Always look to the future. If your partner hurts you, you need to talk about it — not blow up in a heated confrontation. Give yourself some space and think through what you want to say. What do you want your ultimate outcome to be? What direction do you want your relationship to take? Focus on the future and always strive to ensure that any action you take together is action that moves you positively toward that future that you’re building together.

4. Communicate earnestly and often
Without communication, there can be no real mindfulness in a relationship. We have to open up to one another in order to display our feelings, needs, and expectations. Failing to do this, we both wind up stumbling in the dark looking for answers that we don’t even have the questions for. Earnest communication is the only way to get on the same page, and it’s the only way to hold space for one another mindfully and with compassion.

Don’t hold back when you need to talk things through with your spouse or loved one. Once you’ve had a chance to process how you feel, sit your partner down and communicate those realizations to them. Be candid, but also be compassionate. Leave out any blaming language and focus on what you know best — your thoughts and your feelings alone.

It’s important not to allow your communication to become a one-way street, however. Leave plenty of room for your partner to respond and express their own issues or hangups. Listen to them actively and try to not to get defensive or otherwise upset. Approach one another with cool heads and the understanding that you’re doing the best you can. Take it slow and reward yourselves for opening up and being honest with one another.

5. Embrace the power of individuality
It’s hard to be mindful for ourselves (or our loved ones) if we’re completely lost or absorbed in our relationship. Our sense of self is crucial in guiding us through the challenges and upsets of life. When we lose this, we lose touch with our emotions, our presence, and our awareness. It’s toxic. We have to cultivate our individualism with our partnerships and realize the power of our own authenticity.

We need our own space, our own identities, our own friend groups, and interests in order to thrive on our own.
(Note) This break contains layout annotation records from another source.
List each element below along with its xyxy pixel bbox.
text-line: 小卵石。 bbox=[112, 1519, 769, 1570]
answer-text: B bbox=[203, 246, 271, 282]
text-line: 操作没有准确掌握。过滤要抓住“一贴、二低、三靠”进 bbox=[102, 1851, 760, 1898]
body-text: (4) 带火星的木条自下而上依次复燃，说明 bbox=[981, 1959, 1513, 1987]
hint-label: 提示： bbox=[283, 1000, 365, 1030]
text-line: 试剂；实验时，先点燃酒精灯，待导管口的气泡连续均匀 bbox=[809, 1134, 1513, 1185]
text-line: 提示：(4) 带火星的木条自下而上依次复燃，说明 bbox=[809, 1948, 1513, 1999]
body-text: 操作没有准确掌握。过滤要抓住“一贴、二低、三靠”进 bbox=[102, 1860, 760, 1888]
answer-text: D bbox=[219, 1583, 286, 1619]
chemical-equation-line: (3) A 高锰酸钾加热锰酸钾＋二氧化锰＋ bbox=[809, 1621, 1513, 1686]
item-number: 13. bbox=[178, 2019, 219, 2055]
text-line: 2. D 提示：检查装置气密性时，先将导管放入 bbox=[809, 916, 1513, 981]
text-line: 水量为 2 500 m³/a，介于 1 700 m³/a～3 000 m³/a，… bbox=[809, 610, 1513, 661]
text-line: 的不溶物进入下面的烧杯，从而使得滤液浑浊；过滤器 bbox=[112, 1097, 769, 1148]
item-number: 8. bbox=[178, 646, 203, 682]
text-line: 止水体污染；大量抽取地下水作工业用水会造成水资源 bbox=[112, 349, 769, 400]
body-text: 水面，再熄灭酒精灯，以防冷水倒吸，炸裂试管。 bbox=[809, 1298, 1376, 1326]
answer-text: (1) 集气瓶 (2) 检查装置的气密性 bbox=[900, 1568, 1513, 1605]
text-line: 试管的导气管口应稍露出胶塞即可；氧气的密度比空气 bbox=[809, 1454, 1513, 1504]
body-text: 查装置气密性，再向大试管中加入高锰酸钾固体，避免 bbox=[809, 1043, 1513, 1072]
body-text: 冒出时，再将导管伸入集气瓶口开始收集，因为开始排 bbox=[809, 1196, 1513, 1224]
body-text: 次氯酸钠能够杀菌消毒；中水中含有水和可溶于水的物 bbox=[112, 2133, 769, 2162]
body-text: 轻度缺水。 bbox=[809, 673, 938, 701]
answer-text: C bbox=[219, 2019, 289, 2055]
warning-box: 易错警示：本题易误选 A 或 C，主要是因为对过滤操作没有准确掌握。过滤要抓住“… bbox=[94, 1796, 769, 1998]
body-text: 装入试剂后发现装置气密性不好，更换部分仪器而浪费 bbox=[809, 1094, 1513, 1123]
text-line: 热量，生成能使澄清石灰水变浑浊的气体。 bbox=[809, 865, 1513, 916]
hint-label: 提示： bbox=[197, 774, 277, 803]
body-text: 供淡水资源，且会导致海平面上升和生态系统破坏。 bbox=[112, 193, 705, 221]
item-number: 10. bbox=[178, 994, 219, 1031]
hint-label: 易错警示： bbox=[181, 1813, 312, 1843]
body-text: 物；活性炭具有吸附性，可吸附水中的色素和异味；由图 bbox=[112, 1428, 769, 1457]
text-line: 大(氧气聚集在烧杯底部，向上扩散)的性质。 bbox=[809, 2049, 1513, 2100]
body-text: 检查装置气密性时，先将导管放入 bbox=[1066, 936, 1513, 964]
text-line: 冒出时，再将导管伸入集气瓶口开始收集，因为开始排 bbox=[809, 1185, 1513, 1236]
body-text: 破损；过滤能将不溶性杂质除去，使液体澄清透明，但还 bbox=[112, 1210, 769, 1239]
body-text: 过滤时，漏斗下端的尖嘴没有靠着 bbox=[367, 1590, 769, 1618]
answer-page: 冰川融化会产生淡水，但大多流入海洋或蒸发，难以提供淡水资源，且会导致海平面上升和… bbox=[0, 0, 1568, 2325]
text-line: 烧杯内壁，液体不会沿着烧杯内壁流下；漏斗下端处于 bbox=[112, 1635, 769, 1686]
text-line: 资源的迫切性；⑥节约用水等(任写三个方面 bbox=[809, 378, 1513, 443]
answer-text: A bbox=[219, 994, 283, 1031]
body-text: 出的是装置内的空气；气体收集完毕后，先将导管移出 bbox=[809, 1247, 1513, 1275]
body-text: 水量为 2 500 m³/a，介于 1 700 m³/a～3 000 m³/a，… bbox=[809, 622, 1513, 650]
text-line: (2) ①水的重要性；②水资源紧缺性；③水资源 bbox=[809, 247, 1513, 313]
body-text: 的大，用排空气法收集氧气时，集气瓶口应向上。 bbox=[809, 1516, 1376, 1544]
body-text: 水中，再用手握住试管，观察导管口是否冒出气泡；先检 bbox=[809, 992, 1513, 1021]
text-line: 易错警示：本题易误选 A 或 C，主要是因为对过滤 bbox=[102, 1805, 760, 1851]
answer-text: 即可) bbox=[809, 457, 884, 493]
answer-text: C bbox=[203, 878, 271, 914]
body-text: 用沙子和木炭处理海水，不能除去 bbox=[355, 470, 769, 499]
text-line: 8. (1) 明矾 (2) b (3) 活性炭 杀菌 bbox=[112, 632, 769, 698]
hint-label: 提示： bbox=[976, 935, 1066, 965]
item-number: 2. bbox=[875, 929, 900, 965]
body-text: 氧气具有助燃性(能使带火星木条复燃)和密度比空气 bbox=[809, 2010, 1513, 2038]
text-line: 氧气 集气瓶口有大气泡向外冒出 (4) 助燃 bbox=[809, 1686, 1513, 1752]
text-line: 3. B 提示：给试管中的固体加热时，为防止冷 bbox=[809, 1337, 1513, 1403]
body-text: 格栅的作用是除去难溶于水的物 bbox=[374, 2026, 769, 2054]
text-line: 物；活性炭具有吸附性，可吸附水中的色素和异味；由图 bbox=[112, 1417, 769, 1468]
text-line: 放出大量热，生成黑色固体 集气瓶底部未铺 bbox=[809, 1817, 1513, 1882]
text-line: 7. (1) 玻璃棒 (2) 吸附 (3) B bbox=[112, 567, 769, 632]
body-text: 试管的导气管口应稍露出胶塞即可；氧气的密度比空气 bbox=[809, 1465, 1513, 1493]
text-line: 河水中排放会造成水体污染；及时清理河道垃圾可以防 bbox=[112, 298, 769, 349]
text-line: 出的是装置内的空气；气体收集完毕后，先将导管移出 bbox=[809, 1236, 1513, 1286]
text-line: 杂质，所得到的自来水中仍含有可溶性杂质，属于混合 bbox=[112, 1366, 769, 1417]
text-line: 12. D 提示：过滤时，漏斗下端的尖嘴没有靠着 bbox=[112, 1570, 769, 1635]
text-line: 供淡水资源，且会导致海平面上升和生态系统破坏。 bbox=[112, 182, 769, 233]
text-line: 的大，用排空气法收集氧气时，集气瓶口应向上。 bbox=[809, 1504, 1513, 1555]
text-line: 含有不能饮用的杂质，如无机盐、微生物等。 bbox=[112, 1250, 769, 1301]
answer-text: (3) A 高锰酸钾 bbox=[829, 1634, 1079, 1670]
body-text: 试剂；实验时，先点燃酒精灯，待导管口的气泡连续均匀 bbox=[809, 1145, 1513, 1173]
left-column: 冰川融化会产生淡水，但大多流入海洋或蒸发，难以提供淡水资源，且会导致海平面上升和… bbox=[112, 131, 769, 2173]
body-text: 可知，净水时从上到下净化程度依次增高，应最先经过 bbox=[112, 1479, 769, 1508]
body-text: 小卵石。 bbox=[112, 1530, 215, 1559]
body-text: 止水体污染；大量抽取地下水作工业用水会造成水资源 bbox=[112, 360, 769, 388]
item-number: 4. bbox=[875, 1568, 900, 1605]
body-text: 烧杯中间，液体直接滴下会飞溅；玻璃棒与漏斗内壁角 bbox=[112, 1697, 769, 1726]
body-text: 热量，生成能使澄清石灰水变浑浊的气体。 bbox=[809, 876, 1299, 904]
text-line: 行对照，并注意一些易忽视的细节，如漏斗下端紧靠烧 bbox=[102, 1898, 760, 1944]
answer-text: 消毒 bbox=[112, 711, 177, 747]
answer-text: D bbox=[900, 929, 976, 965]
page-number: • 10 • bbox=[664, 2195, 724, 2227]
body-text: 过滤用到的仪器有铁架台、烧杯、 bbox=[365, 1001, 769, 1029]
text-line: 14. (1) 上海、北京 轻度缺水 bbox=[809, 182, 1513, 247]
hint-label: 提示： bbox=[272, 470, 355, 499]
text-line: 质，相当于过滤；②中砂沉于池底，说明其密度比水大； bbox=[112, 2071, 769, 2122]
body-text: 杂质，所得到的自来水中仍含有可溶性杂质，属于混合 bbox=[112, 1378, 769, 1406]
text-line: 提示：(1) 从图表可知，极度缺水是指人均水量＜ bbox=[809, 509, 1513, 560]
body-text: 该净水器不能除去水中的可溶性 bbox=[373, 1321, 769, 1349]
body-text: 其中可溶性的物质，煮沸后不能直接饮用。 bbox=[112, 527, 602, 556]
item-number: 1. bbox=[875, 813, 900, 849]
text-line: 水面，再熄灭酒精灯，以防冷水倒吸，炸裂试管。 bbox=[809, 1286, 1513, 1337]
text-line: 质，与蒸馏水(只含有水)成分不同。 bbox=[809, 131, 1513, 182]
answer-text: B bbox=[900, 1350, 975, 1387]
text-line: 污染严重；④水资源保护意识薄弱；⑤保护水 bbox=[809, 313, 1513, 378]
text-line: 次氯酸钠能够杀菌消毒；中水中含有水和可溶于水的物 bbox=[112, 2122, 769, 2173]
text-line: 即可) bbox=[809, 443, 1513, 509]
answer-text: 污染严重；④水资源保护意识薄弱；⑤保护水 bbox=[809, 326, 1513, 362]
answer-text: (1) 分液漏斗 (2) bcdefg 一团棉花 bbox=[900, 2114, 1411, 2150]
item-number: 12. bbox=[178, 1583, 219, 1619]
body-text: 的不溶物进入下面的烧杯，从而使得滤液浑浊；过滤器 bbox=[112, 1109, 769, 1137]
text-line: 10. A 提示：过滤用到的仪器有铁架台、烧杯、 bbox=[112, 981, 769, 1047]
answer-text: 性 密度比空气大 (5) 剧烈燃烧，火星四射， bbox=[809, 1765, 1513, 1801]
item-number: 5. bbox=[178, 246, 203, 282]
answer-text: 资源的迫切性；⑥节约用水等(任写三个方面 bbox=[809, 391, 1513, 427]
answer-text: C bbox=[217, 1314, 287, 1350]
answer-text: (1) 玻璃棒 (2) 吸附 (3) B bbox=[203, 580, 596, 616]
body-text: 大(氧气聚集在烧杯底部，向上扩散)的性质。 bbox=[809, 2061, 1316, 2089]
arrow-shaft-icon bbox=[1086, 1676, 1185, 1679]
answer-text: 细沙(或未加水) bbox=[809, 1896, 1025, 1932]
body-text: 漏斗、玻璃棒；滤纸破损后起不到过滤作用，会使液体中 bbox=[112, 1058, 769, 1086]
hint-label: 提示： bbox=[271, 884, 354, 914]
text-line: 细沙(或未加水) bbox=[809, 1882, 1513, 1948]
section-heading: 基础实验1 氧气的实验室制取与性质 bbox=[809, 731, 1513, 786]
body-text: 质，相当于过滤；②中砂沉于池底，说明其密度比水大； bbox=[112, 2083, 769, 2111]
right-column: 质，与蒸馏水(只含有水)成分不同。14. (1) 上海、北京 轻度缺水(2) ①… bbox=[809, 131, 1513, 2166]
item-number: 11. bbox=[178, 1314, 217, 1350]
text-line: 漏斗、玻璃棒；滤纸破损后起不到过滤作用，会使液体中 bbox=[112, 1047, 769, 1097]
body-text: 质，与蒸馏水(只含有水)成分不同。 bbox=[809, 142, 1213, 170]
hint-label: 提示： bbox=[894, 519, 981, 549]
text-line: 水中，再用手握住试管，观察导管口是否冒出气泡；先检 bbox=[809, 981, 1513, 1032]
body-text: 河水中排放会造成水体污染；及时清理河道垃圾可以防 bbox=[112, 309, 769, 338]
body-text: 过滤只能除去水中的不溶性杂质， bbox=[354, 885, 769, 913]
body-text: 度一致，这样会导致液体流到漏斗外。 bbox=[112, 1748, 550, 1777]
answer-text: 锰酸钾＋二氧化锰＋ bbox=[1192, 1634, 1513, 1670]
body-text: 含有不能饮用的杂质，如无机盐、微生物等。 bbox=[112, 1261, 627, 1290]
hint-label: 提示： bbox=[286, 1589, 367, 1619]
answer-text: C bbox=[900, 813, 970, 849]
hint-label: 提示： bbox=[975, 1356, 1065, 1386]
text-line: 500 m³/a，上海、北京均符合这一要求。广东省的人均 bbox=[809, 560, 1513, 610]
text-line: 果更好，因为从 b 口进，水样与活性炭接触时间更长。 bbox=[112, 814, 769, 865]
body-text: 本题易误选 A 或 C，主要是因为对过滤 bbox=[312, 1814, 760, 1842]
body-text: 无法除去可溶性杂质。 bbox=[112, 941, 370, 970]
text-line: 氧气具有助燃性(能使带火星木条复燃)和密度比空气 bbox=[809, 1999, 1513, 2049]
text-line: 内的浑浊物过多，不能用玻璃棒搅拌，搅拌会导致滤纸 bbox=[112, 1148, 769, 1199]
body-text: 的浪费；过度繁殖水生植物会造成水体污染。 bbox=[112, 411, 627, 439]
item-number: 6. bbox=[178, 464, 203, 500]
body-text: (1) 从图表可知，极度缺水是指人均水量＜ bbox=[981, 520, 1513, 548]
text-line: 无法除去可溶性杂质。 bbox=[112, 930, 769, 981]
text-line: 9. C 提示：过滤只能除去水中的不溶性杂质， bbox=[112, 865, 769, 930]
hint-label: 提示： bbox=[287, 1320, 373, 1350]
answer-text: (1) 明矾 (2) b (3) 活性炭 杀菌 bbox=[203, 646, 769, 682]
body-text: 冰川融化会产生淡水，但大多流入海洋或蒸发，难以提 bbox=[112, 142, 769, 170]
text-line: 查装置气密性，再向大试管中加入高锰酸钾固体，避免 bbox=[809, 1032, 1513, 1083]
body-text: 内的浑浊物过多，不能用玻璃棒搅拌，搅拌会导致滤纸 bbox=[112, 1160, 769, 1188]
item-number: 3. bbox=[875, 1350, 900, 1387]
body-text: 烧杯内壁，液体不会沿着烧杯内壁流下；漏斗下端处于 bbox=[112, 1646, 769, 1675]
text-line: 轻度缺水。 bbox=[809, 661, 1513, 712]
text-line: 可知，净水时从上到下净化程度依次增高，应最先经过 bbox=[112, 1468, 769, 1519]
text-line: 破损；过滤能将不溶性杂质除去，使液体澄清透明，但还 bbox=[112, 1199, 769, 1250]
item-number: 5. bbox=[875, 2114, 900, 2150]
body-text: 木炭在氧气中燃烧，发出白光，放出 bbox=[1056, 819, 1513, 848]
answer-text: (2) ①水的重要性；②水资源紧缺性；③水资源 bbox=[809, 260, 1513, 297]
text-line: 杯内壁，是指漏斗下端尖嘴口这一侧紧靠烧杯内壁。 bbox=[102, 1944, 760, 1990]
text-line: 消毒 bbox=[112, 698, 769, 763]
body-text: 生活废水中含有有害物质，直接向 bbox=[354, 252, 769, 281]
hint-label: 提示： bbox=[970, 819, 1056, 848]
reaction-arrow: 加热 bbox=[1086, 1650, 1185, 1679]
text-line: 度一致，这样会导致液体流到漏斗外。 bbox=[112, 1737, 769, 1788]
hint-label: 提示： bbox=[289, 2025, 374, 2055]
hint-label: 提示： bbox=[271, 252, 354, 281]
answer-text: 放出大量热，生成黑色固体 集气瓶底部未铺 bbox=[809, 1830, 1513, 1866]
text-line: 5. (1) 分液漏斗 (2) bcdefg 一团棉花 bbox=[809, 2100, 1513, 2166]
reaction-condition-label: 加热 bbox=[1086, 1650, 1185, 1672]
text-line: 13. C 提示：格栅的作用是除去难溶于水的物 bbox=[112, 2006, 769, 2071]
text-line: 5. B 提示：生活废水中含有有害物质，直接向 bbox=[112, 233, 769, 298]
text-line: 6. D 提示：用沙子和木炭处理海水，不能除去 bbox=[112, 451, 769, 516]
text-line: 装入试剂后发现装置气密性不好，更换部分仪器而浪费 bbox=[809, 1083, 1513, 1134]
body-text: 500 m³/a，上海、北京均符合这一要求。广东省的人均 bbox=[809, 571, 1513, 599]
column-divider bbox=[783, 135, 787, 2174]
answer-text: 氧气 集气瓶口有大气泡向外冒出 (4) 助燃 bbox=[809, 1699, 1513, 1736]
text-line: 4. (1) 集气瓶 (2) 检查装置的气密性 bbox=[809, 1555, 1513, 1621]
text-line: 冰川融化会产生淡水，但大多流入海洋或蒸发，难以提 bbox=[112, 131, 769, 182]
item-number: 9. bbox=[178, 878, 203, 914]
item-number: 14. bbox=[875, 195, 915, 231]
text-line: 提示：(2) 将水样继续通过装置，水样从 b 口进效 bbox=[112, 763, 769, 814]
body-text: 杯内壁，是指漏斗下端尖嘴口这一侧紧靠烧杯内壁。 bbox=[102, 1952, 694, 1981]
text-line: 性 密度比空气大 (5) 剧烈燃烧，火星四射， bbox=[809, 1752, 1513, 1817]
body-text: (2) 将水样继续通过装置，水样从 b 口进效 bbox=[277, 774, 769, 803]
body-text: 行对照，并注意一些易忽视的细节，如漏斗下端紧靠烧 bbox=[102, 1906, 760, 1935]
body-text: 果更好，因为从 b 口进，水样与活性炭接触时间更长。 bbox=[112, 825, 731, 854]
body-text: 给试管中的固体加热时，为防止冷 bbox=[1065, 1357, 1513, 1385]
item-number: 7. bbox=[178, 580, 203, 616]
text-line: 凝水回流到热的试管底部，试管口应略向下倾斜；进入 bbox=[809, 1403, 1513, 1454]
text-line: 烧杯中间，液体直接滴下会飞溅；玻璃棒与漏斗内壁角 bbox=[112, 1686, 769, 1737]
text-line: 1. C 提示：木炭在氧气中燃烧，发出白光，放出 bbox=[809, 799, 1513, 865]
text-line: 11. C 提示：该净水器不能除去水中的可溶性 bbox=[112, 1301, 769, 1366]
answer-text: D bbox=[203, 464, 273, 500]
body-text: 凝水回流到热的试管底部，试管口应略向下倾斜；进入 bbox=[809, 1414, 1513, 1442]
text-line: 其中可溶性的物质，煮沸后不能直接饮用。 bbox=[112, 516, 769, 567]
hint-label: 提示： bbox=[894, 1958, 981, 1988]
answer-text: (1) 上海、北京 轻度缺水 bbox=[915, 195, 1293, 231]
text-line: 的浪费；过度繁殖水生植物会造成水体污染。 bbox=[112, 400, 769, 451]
In order to thrive within a relationship, we need to be happy with who we are. It’s a self-affirming circle and one which we can’t really escape. You need to be yourself, and you need to use this to rebuild your confidence and sense of purpose.

Embrace the power of individuality. Be yourself so that you can be a better, mindful partner. The more comfortable you are in yourself, the easier it is to deal with your toxic or negative feelings. It inspires bravery, and it encourages us to do better by our partnerships and the lives we’re building together. Don’t allow yourselves to become lost in the process. Be present and open in who you are. Embrace your individuality and through this become a better and more mindfully loving partner.

Putting it all together…

When it comes to building relationships which bring us joy and fulfillment, mindfulness plays a big part. Through mindfulness, we connect on deeper levels and enjoy heightened planes of communication. We also learn how to be present with one another and equals in all we say and do. If you’re ready to transform your relationship from the inside out, start with mindfulness of self and mindfulness of your partner.

Master the art of self-love and cultivate a greater knowledge of self so that you can be more aware of and attentive to your partner. When we are self-aware we become more present and conscious of our loved ones and their emotional states too. Come to the table as equals and realize that you’re both just human beings who are capable of both great mistakes and great growth.

Don’t react. When things become charged, walk away and figure out what you really want and how you want to proceed. Put resolution before your pride and communicate with one another earnestly and honestly. Relationships take time and hard work to piece together. Embrace who you are and through that build a more mindful life together.